I've never been cool. I'm not Italian. I'm not a tourist. I kind of orbit around all these groups connecting when I can. The rest of the time I amuse myself with things that don't require others. Reading, writing, drawing, walking around town or cycling around the countryside. Trying to figure out what I want to be when I grow up. If growing up is a given or merely an alternative. But that's a story for another day.

So, meeting a woman who doesn't fit neatly into these categories, is close to my own age and has many of the same likes and dislikes as I do was surprising and refreshing and serendipitous. Lately I've been thinking about the fact that when I left Minnesota I left behind my tribe. My apologies to the people who hate that term. That small group of women who I had instant access to and shared many of my same thoughts and feelings and desires, or if they didn't share them tried honestly to appreciate and understand my viewpoint, were suddenly thousands of miles and seven hours behind me. Since they were a relatively new addition to my life, I didn't think I'd miss that experience too much, but I was wrong. In part because after four years here I'm still kind of in a state of becoming.

Here, as an American, I spend a lot of time explaining other Americans or American culture or (yikes) politics to other people. I never just get to be American.
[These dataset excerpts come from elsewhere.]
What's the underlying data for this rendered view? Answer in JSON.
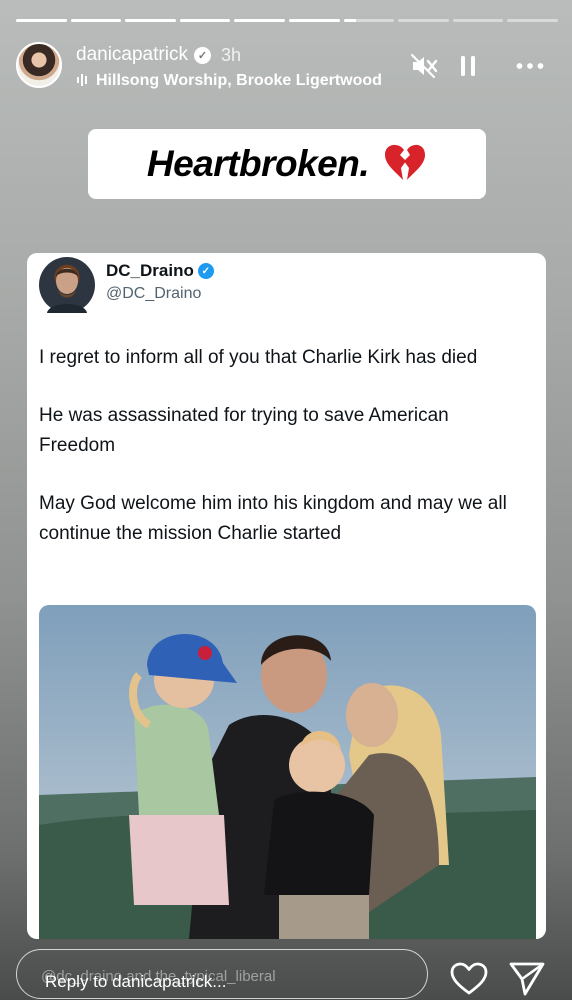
{
  "story": {
    "progress_segments": [
      1,
      1,
      1,
      1,
      1,
      1,
      0.25,
      0,
      0,
      0
    ]
  },
  "header": {
    "username": "danicapatrick",
    "time": "3h",
    "music": "Hillsong Worship, Brooke Ligertwood"
  },
  "caption": {
    "text": "Heartbroken.",
    "emoji": "💔"
  },
  "tweet": {
    "name": "DC_Draino",
    "handle": "@DC_Draino",
    "paragraphs": [
      "I regret to inform all of you that Charlie Kirk has died",
      "He was assassinated for trying to save American Freedom",
      "May God welcome him into his kingdom and may we all continue the mission Charlie started"
    ]
  },
  "footer": {
    "mention_hint": "@dc_draino and the_typical_liberal",
    "reply_placeholder": "Reply to danicapatrick..."
  },
  "icons": {
    "mute": "speaker-muted-icon",
    "pause": "pause-icon",
    "more": "more-dots-icon",
    "heart": "heart-icon",
    "send": "send-icon"
  },
  "colors": {
    "verified_blue": "#1d9bf0",
    "heart_red": "#e0245e"
  }
}
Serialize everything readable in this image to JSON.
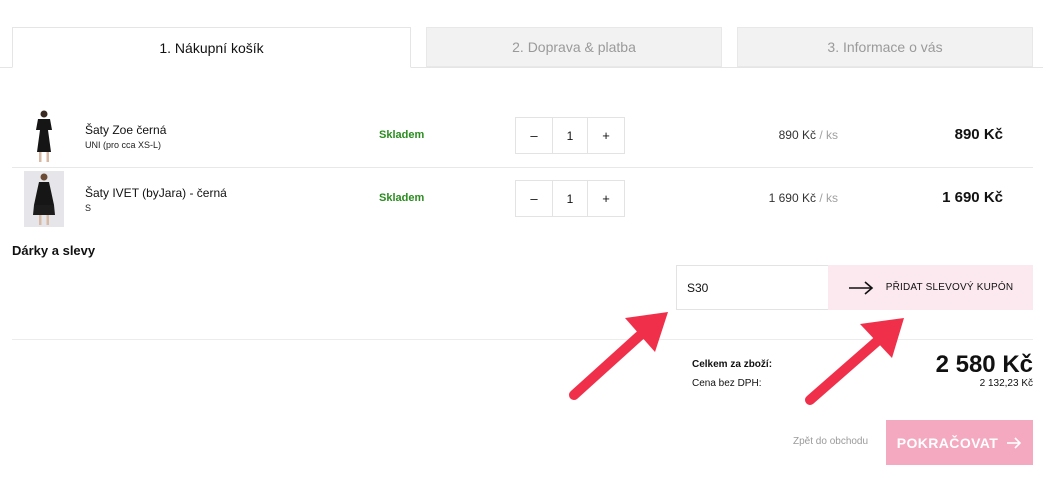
{
  "tabs": [
    {
      "label": "1. Nákupní košík",
      "active": true
    },
    {
      "label": "2. Doprava & platba",
      "active": false
    },
    {
      "label": "3. Informace o vás",
      "active": false
    }
  ],
  "cart": {
    "items": [
      {
        "name": "Šaty Zoe černá",
        "variant": "UNI (pro cca XS-L)",
        "stock": "Skladem",
        "qty_minus": "–",
        "quantity": "1",
        "qty_plus": "+",
        "unit_price": "890 Kč",
        "unit_suffix": " / ks",
        "total": "890 Kč",
        "thumb_icon": "dress-photo"
      },
      {
        "name": "Šaty IVET (byJara) - černá",
        "variant": "S",
        "stock": "Skladem",
        "qty_minus": "–",
        "quantity": "1",
        "qty_plus": "+",
        "unit_price": "1 690 Kč",
        "unit_suffix": " / ks",
        "total": "1 690 Kč",
        "thumb_icon": "dress-photo"
      }
    ]
  },
  "discounts": {
    "title": "Dárky a slevy",
    "coupon_value": "S30",
    "coupon_button": "PŘIDAT SLEVOVÝ KUPÓN"
  },
  "summary": {
    "goods_label": "Celkem za zboží:",
    "goods_total": "2 580 Kč",
    "net_label": "Cena bez DPH:",
    "net_total": "2 132,23 Kč"
  },
  "actions": {
    "back_label": "Zpět do obchodu",
    "continue_label": "POKRAČOVAT"
  },
  "colors": {
    "stock_green": "#2a8c1f",
    "coupon_bg": "#fce9ef",
    "continue_bg": "#f4a9c0",
    "annotation_arrow": "#f0304a"
  }
}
When I am it's like I'm some kind of entertaining sideshow. So I'm a little of myself, and a little Italian and a little Swedish. But not so much of any one culture as to offend the others. Believe me when I say that no matter how much another culture might idolize the American dream, when you're sitting at their kitchen table they prefer you to be a little less American even as they ask you a million questions about being American.

Other Americans want to know why I came here, mostly so they can tell me why their position, ideas and inspirations are more lofty than mine. (one woman had the audacity to ask me why I came here, then told me my answer was wrong. "Can't you come up with a better way to phrase it?" Um, no.) We're so different we might as well come from different countries. But always, with everyone, I am first an American and then any other attributes they feel comfortable with.

So to meet someone who didn't immediately try to make me feel pitiful or angry or quaint was very nice. Someone who views me as another woman, not a specific nationality. I'm looking forward to a friendship unhampered by reciprocal invitations and hostess gifts and polite conversation, and instead fueled by shared passions for cycling, men who cycle, food and wine and living in the moment, wherever that moment might be. My tribe is shaping up nicely.